Topologically stable spin structures known as magnetic antiskyrmions spontaneously emerge in magnets with broken in-plane rotation symmetry when current is injected. While many studies have focused on their behaviors in ferromagnetic (FM) materials, limited attention has been paid to antiskyrmions in their antiferromagnetic (AFM) counterparts. In spintronic applications, the Magnus force of an AFM antiskyrmion cancels out completely due to its comparable but opposite sign spin pattern on the A and B sublattices in the AFM bipartite system, while an FM antiskyrmion exhibits transverse motion when driven by the currents, causing limitations to antiskyrmion motion velocity and information loss when the antiskyrmion is annihilated at the edges of racetracks.
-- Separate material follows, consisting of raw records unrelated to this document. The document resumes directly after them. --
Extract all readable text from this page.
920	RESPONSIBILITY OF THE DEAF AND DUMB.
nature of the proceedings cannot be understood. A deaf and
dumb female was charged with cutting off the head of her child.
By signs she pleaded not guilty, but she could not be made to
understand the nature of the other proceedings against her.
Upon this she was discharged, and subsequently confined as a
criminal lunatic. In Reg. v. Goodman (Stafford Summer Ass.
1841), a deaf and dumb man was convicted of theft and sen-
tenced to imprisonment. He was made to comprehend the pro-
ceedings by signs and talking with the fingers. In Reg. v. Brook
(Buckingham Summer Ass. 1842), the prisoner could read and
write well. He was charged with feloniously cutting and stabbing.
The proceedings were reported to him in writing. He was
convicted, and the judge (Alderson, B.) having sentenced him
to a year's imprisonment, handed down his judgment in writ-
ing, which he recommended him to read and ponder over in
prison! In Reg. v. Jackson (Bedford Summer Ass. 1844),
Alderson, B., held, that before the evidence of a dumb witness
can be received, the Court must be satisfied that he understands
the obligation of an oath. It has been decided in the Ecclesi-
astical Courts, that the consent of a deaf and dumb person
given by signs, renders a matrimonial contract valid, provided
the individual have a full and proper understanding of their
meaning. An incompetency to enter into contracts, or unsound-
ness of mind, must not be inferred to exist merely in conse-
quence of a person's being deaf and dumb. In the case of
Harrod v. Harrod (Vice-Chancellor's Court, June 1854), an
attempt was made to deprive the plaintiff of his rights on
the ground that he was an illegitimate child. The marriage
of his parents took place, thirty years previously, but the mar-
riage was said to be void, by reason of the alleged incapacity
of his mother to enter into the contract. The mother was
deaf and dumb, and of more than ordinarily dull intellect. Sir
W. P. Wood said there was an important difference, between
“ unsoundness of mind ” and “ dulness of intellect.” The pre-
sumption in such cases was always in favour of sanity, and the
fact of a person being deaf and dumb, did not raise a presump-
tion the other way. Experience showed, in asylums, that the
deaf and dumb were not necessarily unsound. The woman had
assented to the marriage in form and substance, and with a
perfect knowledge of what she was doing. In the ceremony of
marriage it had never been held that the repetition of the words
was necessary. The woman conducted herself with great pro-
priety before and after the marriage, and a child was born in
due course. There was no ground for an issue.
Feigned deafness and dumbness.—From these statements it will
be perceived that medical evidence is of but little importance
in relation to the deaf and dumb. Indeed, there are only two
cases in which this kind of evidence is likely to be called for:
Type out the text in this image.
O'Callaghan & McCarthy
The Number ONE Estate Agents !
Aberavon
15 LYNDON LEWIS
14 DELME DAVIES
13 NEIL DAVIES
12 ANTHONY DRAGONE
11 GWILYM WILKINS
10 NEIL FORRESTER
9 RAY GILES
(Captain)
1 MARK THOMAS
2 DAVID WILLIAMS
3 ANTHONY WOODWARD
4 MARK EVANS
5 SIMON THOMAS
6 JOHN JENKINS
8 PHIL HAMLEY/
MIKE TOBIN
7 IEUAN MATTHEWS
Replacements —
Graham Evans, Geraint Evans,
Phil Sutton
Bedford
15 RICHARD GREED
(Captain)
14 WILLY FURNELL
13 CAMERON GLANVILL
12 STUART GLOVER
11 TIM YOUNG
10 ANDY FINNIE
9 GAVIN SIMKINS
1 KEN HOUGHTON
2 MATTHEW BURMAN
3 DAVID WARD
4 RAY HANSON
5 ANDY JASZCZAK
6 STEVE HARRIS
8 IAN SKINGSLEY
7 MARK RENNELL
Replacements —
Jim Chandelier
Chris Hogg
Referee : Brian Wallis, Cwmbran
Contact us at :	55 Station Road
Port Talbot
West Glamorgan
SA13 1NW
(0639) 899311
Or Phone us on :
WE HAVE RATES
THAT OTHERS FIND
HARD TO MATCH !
Here, we report the nucleation and dynamics of an isolated AFM antiskyrmion and antiskyrmionium induced by current analytically and numerically. We demonstrate how AFM antiskyrmions and antiskyrmioniums are stabilized and manipulated with the same velocity by spin transfer torques and with different velocities by spin-orbit torques. Under suitable conditions, the AFM antiskyrmion and antiskyrmionium can be driven at velocities as high as 6 km/s without the skyrmion Hall effect, far greater than their ferromagnetic counterparts. Furthermore, the critical driving current density of the AFM antiskyrmion (antiskyrmionium) is much larger than that of the FM antiskyrmion (antiskyrmionium). Our results contribute to the development of antiferromagnetic antiskyrmions and antiskyrmioniums by shedding light on their stabilization and dynamics.